McIntyre also hoped banks would be fair to dairy farmers and view these circumstances as a "blip".
"Like I said, [there are] high interest rates, falling commodity prices, and high farm working expenses all in one, so they shouldn't just be judging a business on this year's financial performance, they should look at what it's viability would be in normal circumstances.
"We're only a year, maybe two, away from having reasonable interest rates again and commodity prices will rise again as well, and so if farmers can get through to that [time] then hopefully they'll be supported by their banks and will not have to sell."
Listen to the full report by Robin Martin and interview with the minister here
The industry was still too reliant on China but the drop in GDT prices was the "inevitable consequences" of a slower recovery after Covid-19 for China, O'Connor said.
"As a small business owner, if you've got over 30 percent of your income reliant on one customer then it's always somewhat fragile and exposed position to be in.
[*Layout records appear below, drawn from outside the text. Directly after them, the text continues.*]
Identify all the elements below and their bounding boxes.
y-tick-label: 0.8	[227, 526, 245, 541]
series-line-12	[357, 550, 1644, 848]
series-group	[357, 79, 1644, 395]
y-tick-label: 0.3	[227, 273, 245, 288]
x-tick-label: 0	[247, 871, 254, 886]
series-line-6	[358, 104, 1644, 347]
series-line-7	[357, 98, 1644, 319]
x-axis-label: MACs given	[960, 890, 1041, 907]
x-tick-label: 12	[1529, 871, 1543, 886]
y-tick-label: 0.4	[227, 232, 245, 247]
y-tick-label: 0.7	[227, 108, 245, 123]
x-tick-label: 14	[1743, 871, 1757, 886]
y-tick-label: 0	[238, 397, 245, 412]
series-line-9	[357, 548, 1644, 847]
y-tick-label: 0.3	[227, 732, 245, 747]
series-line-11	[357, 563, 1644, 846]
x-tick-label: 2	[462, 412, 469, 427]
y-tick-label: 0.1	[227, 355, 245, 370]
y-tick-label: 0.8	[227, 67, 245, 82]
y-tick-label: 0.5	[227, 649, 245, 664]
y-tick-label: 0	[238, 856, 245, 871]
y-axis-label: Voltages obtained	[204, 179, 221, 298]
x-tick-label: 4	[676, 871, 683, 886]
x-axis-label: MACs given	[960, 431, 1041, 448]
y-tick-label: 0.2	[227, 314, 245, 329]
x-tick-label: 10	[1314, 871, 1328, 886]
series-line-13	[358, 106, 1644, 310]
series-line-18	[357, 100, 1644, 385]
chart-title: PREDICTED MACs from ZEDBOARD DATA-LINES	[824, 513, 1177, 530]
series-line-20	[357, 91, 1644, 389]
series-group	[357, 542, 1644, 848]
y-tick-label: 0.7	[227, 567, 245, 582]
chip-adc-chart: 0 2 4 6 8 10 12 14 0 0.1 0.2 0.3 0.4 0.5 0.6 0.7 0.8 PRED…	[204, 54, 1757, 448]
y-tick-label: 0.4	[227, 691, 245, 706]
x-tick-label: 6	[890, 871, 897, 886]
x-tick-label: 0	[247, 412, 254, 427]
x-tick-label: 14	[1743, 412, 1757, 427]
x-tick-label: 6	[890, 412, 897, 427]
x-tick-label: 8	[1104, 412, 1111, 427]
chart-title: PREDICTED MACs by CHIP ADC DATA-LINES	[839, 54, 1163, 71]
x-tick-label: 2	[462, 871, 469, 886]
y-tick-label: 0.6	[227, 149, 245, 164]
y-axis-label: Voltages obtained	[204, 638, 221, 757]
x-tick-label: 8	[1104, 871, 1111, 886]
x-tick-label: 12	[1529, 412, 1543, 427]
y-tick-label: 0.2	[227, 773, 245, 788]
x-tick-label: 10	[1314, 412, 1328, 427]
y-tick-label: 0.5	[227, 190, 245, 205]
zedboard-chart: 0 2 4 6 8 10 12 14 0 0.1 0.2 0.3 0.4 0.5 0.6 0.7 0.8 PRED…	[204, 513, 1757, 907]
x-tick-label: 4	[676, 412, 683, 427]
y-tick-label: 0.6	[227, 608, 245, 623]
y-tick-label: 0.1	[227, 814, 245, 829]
We've been saying that to industry.
"I mean China's been and will continue to be a very strong market for us ... they've got supplies stored that they will want to use up before they buy more in the market."
While McIntyre said it would good to have other reliable markets for when China's demand drops, the question was whether to sell according to who paid the most or to spread the risk.
"We know they built up a lot of inventory during Covid in order to ensure they had a whole lot of food on hand to be able to feed their people with potential lockdowns et cetera, and now they're potentially running down that inventory a little bit and demand is soft as a result."
The minister said the UK and EU Free Trade Agreements (FTAs) provided new opportunities for the industry to explore new markets.
"We have been saying to the industry and to all those exporters they need to get out and look for other opportunities.
"In dairy, we produce about 2.5 percent of total world production, we are the single biggest trader but that means there are lots of markets around the world looking for where there are gaps that we can fill the inadequate supply I guess from seasonal change or whatever other disruptions have occurred."
However, McIntyre said the FTAs were not "super" for the dairy industry, but it would still increase products being sold through those markets, and there were other opportunities beyond them.
"We do sell a lot of product into South America, Central America, and the Middle East as well, and we can always look at expanding those."
The minister's message to farmers with low morale was to talk to others who have been through this before.
"MPI have advisers out on the ground now to help connect to farmers who might not be part of networks, to provide some alternatives, whether it be changing their farming system or cutting back their costs, or just looking at ways of getting through the tough times.
"Often when things are tough, people don't see the woods for the trees, and we have to assist them through these periods."
Constant challenges over the past few years, including supply chain problems during the pandemic, interest rates, and extreme weather events, had made dairy farming more difficult.
"I guess it's hard to go out and continue to do it sometimes, but at the end of the day, the reason we're farmers is we love the outdoors, we love our animals and we love the freedom and autonomy it gives us, that's why we keep getting up in the morning and going out in the rain."